- Born: Brijesh Kumar Tiwari
- Scientific career
- Fields: Food technology
- Workplaces: University College Dublin

= Brijesh Tiwari =

Indian food scientist in Ireland

Professor Brijesh Kumar Tiwari is an academic and researcher currently serving as a principal research officer at the Agriculture and Food Development Authority (Teagasc) of Ireland. He is an adjunct professor at the University College Dublin. As of August 2024, he had 33531 citations with h-index 98.

== Academic career ==
Tiwari studied at the Central Food Technological Research Institute in India and obtained a master's degree. He obtained a PhD from the University College Dublin in 2009.

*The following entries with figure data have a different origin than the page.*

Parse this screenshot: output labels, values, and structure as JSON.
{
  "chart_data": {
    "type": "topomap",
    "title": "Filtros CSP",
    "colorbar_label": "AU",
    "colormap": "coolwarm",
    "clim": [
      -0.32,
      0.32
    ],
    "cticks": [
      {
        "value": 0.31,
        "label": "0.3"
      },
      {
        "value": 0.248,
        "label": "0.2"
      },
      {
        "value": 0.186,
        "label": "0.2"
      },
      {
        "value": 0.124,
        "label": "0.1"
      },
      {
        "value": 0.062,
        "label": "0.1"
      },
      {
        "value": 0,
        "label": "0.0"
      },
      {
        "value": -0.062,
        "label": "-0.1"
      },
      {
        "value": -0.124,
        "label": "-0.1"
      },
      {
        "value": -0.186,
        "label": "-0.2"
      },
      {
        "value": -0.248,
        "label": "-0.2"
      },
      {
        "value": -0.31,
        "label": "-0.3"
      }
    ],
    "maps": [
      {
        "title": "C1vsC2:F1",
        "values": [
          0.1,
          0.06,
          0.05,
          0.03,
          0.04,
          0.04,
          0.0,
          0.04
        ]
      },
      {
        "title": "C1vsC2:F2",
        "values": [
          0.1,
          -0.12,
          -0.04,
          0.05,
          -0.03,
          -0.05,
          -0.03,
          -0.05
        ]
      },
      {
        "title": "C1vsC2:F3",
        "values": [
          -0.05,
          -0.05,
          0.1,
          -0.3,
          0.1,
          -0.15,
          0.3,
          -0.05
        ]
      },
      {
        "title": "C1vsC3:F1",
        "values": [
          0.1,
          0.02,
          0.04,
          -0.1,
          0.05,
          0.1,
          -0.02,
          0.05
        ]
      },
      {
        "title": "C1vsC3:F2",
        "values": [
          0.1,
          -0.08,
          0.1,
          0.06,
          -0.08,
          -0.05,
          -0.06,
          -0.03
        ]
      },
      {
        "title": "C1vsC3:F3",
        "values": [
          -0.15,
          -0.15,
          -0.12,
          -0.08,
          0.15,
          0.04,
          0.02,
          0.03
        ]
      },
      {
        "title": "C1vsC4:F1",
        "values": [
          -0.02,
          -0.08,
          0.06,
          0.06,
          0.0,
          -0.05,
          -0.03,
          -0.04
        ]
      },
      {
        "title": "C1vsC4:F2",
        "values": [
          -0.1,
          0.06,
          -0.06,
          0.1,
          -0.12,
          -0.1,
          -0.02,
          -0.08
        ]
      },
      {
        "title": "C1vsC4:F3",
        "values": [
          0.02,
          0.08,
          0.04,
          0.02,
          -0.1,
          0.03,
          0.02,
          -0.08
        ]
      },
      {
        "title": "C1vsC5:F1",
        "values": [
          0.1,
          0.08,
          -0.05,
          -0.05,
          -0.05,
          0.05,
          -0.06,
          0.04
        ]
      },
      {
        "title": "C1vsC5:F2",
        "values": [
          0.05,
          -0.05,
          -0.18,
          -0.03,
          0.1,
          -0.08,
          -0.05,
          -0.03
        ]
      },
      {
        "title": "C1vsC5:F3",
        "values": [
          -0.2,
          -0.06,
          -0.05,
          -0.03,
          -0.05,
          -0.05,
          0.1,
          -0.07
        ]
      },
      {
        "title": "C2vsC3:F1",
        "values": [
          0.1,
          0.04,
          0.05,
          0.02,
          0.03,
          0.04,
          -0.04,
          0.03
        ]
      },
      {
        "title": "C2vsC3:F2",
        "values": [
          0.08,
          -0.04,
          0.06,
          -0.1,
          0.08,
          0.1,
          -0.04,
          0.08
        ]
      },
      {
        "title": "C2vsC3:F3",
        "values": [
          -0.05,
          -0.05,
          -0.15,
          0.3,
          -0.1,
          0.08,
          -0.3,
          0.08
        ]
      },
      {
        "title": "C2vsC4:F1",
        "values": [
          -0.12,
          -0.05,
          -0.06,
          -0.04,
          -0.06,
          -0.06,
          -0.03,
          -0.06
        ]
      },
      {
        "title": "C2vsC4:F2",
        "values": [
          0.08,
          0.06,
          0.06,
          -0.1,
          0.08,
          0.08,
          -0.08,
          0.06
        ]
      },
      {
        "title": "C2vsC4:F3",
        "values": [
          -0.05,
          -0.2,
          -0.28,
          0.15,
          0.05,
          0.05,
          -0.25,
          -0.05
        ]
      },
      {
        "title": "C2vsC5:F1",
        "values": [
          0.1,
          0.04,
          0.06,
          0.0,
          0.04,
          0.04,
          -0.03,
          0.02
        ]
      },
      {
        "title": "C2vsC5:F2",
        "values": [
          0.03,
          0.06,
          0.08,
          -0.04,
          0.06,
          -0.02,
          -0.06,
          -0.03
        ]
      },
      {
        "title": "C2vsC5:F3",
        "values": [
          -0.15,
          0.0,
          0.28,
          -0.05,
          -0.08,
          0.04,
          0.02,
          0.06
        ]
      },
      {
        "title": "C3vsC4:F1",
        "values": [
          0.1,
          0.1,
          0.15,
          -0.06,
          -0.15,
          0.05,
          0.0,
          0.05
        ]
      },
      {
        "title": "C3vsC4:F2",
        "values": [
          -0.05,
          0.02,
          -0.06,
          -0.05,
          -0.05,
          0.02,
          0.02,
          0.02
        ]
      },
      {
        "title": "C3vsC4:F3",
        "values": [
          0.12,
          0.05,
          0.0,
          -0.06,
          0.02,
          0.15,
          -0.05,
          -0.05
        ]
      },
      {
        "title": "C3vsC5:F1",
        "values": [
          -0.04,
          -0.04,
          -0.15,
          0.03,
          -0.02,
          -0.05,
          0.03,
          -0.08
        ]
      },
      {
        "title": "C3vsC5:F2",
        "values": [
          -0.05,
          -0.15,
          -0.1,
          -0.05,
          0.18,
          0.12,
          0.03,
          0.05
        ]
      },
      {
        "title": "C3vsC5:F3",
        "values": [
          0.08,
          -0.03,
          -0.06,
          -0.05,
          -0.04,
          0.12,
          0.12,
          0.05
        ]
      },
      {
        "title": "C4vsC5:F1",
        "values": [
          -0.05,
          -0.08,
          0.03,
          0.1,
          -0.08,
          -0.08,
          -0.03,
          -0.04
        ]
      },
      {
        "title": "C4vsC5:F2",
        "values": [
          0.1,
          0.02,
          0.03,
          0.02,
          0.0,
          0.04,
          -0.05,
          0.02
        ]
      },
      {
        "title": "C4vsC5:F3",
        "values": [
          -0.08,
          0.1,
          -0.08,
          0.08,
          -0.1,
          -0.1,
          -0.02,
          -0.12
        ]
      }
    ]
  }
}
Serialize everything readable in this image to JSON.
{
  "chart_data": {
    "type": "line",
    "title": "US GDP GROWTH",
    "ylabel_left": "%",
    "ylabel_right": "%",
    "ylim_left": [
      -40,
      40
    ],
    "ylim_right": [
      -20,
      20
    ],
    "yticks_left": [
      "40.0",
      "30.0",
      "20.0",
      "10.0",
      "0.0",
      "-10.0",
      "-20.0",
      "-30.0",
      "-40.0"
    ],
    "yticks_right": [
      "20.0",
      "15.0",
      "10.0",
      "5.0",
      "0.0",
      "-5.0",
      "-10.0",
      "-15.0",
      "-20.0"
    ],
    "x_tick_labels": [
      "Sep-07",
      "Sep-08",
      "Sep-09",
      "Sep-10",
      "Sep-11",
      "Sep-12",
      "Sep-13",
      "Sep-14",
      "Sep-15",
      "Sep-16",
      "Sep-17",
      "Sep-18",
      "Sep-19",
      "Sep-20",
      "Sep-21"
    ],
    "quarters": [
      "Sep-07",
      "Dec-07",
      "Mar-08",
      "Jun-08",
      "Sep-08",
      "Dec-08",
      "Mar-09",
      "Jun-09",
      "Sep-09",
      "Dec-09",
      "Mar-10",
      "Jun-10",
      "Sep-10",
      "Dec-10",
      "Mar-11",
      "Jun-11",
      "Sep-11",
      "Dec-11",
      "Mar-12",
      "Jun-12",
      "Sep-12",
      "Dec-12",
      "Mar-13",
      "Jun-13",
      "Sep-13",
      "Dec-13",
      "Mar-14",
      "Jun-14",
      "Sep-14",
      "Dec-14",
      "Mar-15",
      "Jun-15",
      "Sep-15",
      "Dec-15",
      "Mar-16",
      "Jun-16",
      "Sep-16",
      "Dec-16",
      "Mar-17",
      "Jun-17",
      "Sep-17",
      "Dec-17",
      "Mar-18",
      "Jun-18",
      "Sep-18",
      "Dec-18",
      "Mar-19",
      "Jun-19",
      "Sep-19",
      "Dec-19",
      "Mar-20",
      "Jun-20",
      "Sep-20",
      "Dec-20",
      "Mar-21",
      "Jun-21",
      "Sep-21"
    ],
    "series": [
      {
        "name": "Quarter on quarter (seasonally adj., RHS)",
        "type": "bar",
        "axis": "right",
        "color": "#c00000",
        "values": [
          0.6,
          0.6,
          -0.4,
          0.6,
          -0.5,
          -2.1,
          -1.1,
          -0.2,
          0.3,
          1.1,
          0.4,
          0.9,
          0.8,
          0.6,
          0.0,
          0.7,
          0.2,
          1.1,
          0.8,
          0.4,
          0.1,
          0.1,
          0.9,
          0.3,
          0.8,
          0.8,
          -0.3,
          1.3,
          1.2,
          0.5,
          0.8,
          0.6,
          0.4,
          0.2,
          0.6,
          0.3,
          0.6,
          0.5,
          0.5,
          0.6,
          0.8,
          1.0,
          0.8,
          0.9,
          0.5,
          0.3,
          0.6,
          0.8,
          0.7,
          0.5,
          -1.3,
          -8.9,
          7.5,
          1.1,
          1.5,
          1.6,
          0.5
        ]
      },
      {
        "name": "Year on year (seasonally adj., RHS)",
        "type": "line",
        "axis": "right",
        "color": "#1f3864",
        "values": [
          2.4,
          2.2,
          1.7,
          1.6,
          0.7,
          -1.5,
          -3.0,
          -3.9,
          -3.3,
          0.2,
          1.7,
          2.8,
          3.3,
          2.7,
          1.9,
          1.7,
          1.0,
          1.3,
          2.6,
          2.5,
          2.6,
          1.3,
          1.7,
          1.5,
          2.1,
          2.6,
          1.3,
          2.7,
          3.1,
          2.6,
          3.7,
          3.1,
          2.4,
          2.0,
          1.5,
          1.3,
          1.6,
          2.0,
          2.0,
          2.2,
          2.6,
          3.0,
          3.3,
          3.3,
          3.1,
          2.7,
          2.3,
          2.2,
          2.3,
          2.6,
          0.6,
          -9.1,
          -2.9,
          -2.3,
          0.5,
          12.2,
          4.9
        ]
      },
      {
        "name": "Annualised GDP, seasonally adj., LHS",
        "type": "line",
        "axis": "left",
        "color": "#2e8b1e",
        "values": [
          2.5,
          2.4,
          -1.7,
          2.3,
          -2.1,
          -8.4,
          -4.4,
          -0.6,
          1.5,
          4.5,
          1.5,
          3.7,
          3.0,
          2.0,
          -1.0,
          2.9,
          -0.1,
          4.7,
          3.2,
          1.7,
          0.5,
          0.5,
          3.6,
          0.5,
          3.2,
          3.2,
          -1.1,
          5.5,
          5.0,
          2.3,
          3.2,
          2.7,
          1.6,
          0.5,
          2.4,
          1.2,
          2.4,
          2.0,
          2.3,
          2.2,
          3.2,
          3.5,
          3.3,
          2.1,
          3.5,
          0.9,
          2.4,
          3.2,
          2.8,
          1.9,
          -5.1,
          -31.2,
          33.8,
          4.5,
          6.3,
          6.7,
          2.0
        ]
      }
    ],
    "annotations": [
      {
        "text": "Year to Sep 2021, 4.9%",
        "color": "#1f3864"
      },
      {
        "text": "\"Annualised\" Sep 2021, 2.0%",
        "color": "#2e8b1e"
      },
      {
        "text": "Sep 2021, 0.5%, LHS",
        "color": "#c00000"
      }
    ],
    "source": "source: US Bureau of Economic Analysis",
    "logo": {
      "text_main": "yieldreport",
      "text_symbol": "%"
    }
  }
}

Tiwari's research output includes over 200 peer-reviewed research publications and over 100 book chapters. He has also co-edited 14 books and is a book series editor for IFST Advances in Food Science book series. Prior to his doctoral studies, Tiwari worked as a Research Scientist at the Indian Institute of Crop Processing Technology. During his PhD, he secured a Lecturer position at University College Dublin and later transitioned to a full-time faculty role at Manchester Metropolitan University (MMU) in 2010. In 2011, he was promoted to Senior Lecturer at MMU. Currently, he leads a research team comprising six postdoctoral researchers and research officers, along with ten PhD students, focusing on novel food processing technologies.

== Awards and honours ==

1. Serving as Editor in Chief Journal of Food Processing and Preservation.
2. Fellow of Institute of Food Science & Technology.
3. Fellow of Royal Society of Chemistry.

== Books ==

1. Chemistry of Thermal and Non-Thermal Food Processing Technologies 1st Edition – 1 November 2024
2. Seaweed Sustainability(1st Edition) Food and Non-Food Applications by Brijesh K. Tiwari, Declan Troy Hardcover, 472 Pages, Published 2015 by Academic Press ISBN 978-0-12-418697-2, ISBN 0-12-418697-1

== Selected publications ==

1. Ummat, Viruja, Saravana Periaswamy Sivagnanam, Dilip K. Rai, Colm O'Donnell, Gillian E. Conway, Shane M. Heffernan, Stephen Fitzpatrick, Henry Lyons, James Curtin, and Brijesh Kumar Tiwari. "Conventional extraction of fucoidan from Irish brown seaweed Fucus vesiculosus followed by ultrasound-assisted depolymerization." Scientific Reports 14, no. 1 (2024): 6214.
2. Soro, Arturo B., Daniel Ekhlas, Sajad Shokri, Ming Ming Yem, Rui Chao Li, Soukaina Barroug, Shay Hannon et al. "The efficiency of UV light-emitting diodes (UV-LED) in decontaminating Campylobacter and Salmonella and natural microbiota in chicken breast, compared to a UV pilot-plant scale device." Food Microbiology 116 (2023): 104365.